TV. If kids are entertained by two letters, imagine the fun they'll have with twenty-six. Open your child's imagination. Open a book. ~Author Unknown
I was an avid reader as a child. My husband was as well. So it is no surprise that our daughter, Katarina, shared our love of books at a very early age. By the time she could sit up on her own, she was holding books and flipping pages. As soon as she could string sentences together she was memorizing her favorite stories and "reading" them to us almost word for word.

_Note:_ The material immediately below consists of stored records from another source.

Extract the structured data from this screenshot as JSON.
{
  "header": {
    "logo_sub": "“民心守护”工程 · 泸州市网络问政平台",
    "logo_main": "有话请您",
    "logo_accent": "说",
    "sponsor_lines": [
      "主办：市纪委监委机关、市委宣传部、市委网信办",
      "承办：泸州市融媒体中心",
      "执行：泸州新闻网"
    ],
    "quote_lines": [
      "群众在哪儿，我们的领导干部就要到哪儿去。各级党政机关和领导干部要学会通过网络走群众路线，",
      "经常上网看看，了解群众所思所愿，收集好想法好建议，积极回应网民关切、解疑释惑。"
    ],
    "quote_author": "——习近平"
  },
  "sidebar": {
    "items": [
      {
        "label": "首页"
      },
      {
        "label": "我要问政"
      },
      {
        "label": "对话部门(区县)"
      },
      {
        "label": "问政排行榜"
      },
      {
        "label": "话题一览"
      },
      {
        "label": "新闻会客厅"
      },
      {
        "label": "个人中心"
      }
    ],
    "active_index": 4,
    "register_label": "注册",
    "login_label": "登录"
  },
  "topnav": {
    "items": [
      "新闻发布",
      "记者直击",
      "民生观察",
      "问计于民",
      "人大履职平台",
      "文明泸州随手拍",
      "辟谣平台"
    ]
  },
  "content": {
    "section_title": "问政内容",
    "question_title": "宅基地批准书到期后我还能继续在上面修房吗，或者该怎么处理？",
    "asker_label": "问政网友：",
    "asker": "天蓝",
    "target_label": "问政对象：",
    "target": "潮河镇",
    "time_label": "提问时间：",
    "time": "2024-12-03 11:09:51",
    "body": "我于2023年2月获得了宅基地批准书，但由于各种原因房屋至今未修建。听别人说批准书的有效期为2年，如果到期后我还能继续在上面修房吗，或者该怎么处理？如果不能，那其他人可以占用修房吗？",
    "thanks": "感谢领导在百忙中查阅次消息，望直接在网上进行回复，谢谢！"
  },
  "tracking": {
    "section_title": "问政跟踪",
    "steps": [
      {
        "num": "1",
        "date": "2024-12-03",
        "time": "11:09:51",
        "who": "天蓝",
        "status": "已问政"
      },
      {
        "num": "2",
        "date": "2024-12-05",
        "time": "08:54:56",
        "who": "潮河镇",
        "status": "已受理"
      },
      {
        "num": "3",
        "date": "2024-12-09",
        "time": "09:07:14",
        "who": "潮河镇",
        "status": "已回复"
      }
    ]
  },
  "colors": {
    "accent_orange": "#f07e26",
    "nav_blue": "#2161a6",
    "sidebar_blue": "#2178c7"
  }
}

When Katarina was two and a half, we moved to Germany. Therefore, she first learned to read in German. Imagine my surprise when she came to me near the end of first grade and proudly announced, "I can read in English, too". It's terrible to admit this--right here in print for the whole world to see--but I didn't believe her. I responded, "Really?" Then she opened up the new English book I had planned to read next as our bedtime story , and she started rattling off the text as if she wrote it herself. I guess she simply applied the reading techniques she learned in school to help her do the same in English.
She in now 12 and in the sixth grade. Her love of reading, in both English and German, results in many local library trips and I had to resort to the policy of "whatever you check out you must carry yourself" or else she'd bring 20 books home every week. Not only does she read them to herself, she also reads to others and she is very good at it. So, when her class was considering who to pick for the "Lesewettbewerb", we hoped she would be the one.
Lesewettbewerb translates as reading contest. I guess you could say it is like a spelling bee but a bit more involved. It takes place every year in Germany in sixth grade only. It is a big event. The children must read a book, prepare a short speech about what happens in the book, and practice a passage from the book (about 5 minutes). There is also a question and answer phase. In the second half of the competition, the readers are given an unknown book and told to open to a particular page and start reading. This is the harder portion of the contest. The students are not just judged on how efficiently they read but also on the way they read. Do they have good intonation? Do they make the book exciting for others to hear? The judges are looking not only for children who entertain themselves with books but for children who entertain others while reading.
Katarina's class needed to choose a girl and a boy to represent their class at school. There was much debate as to whether Denise or Katarina should be the one. In the end, the teacher picked Denise. I had one very heart-broken girl to cheer up that day. I reminded her of the year she didn't get a lead role in the Christmas musical at church. I told her to approach the supervisor and let her know that if anyone became sick or unable to fulfill their role she would be willing to step in for them. Lo and behold, one child's family opted to take a winter vacation over Christmas time and she got a part.
Funny how fate steps in at times, isn't it? Three weeks before the school reading contest, Denise became ill. Even worse, the problem affected her vocal chords. One week before the event, her still weak voice gave Katarina the opportunity to step in for her. And to top things off, she won the school competition. She received an award certificate and (appropriately) a gift voucher to the local bookstore. For the next round she would need to read a new book by a different author.
Two weeks ago she represented her school in the county competition. We needed to drive her there and no one from the school accompanied us. Unfortunately, parents and others were not permitted to be present during the contest. For two hours we occupied ourselves in the town, looking at the old buildings, walking up to the church, having an espresso at a cafe'. All the while, I wondered if she had read well, if the others had read equally well, if we would bring home a happy girl or a disappointed girl.
When we reached the building, they were just finishing. The children came out to join us as the judges discussed. Twenty minutes later the kids were told a decision had been reached, and we were ALL asked to step inside. Katarina whispered, "I think Monica will win. She read very well." As mothers do, I secretly wished they'd call my girl's name instead.
The announcement came. Apparently the judges had a difficult time chosing between two of the candidates but had finally decided to pick a winner, that winner being a girl. This narrowed things down and filled me with hope (and a bit of nervous tension). Katarina said when they called her name, she almost couldn't believe it. She shook the judges hands, said her thank-yous, and commended the other participants for their good performances. Each child received a book for participating, and Katarina received an extra book. The newspaper took photos, there was a brief moment of good-byes, and then we took one extremely proud and happy daughter home. On the way she began talking about finding a good book for the state competition. She also spoke about her reward. We had told her if she won we would take her out for a victory dinner. Of course, we couldn't go immediately. Not only was it already late on a school night but the restaurant she picked was an hour from home . She wanted to go to Aalen to the all-you-can-eat revolving sushi bar at Kyoto's. We went there this weekend and I've got to say, not only is she a wonderful reader, but she's damn good at using chopsticks.